Ray Myers of Jacksonville, N.C., and his father, Jim, headed offshore from Atlantic Beach, N.C., early on June 1, hoping to catch some dolphin. They were doing just that — and having a good time — when a fish hit and one of their reels began to scream. They immediately assumed it was something other than a dolphin, and when it didn’t jump, they hoped it was a big wahoo and not a billfish.

It was — and what a wahoo: 102 pounds, 74 inches long and 34 inches in girth.  

"We got an early start and ran to the Big Rock in our 23-foot Sea Hunt Ultra and began trolling," Ray Myers said. "We had out several lines on smaller outfits, and I put out one larger outfit with a black and red Hoo-Da-Bomb (with) a cigar minnow rigged into it. We had caught a couple of fish when we had a hit that missed on one of the other lines. Almost immediately, something hit the big rod and had the Okuma Solterra 50 Wide screaming.

"It took an easy 300 yards, maybe 400 yards, on the first run," Ray Myers said. "I had the rod and it was fighting hard. It took about 25 minutes before we saw it down in the water for the first time, and then another five or so minutes to get it to where my dad could gaff it. It was big and strong and fought all the way to the boat."

The fight wasn't without incident, either.
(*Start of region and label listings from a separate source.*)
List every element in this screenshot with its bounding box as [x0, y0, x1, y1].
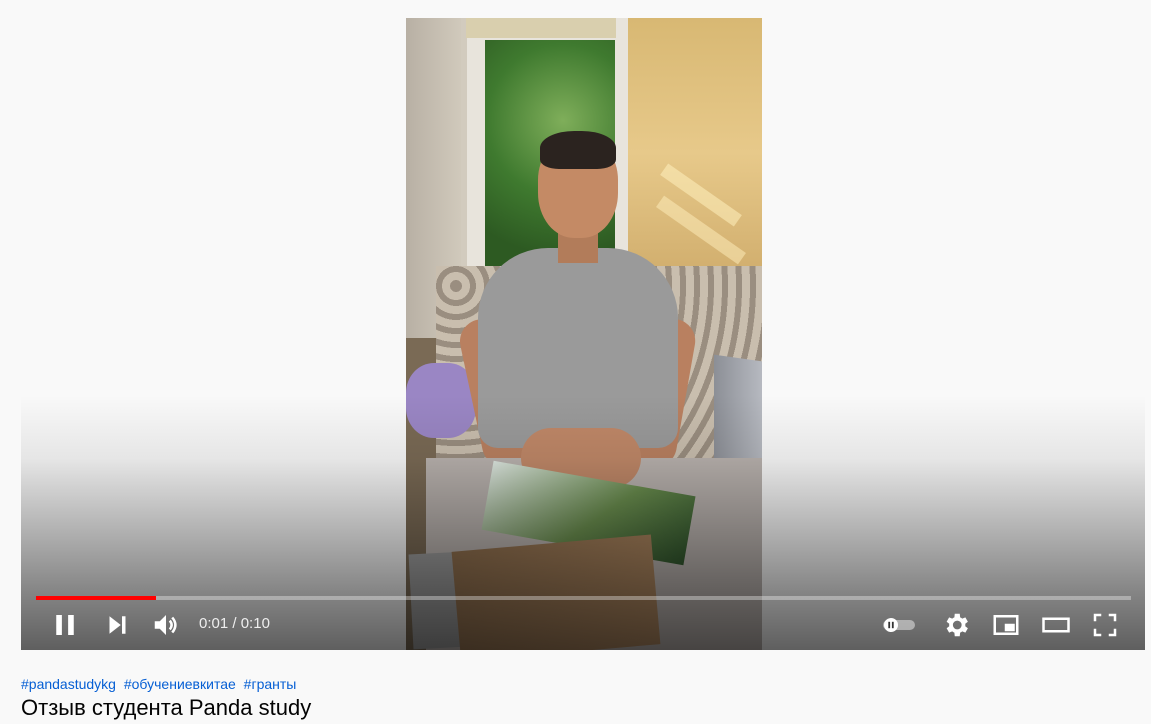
controls-gradient — [21, 395, 1145, 650]
scene-blind — [466, 18, 616, 38]
fullscreen-button[interactable] — [1087, 608, 1123, 642]
volume-button[interactable] — [148, 608, 184, 642]
time-separator: / — [228, 615, 241, 632]
video-title: Отзыв студента Panda study — [21, 695, 312, 720]
time-current: 0:01 — [199, 615, 229, 632]
pause-icon — [56, 615, 74, 635]
hashtag-link[interactable]: #гранты — [244, 676, 297, 692]
next-button[interactable] — [99, 608, 135, 642]
settings-button[interactable] — [938, 608, 974, 642]
theater-mode-icon — [1042, 617, 1070, 633]
next-icon — [109, 616, 126, 634]
volume-icon — [154, 615, 177, 635]
scene-person-hair — [540, 131, 616, 169]
pause-button[interactable] — [47, 608, 83, 642]
autoplay-toggle[interactable] — [879, 608, 919, 642]
time-display: 0:01 / 0:10 — [199, 615, 270, 632]
hashtag-link[interactable]: #обучениевкитае — [124, 676, 236, 692]
miniplayer-button[interactable] — [988, 608, 1024, 642]
autoplay-toggle-icon — [883, 618, 915, 632]
gear-icon — [946, 613, 968, 637]
theater-mode-button[interactable] — [1038, 608, 1074, 642]
time-total: 0:10 — [240, 615, 270, 632]
video-player[interactable]: 0:01 / 0:10 — [21, 0, 1145, 650]
progress-played — [36, 596, 157, 600]
miniplayer-icon — [993, 615, 1019, 635]
progress-bar[interactable] — [36, 596, 1131, 600]
hashtag-link[interactable]: #pandastudykg — [21, 676, 116, 692]
fullscreen-icon — [1093, 613, 1117, 637]
hashtags: #pandastudykg #обучениевкитае #гранты — [21, 676, 300, 692]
The wahoo got its line wrapped around the line that had been hit without a hookup. Ray Myers said his father reacted quickly, got out a knife and cut the other line off.

Finally, Ray Myers got the wahoo to the boat, and his father sunk the gaff home in the fish’s shoulder. 

"We thought it was a big fish when we saw it in the water, but it got even bigger once it was in the boat," Ray Myers said. "We just couldn't believe how big it was. It was huge.” 

Ray Myers said catching the big wahoo made them cut their fishing trip short.

"We didn't have anywhere to store it fully iced, so we fished just a little longer and then made the decision to come in and not take a chance on letting such a nice fish spoil," he said. 

The two anglers took the wahoo to Chasin’ Tails Outdoors on the Atlantic Beach causeway, where it was officially weighed and measured.

"This is the largest wahoo we have ever weighed," said Matt Lamb at Chasin’ Tails. "They didn't have a fish box or cooler long enough to store it straight, and it had bent and gotten stiff, which allowed us to weigh it. If it had been straight we couldn't have gotten it all the way off the ground. Even with it still bent, its nose was barely off the deck."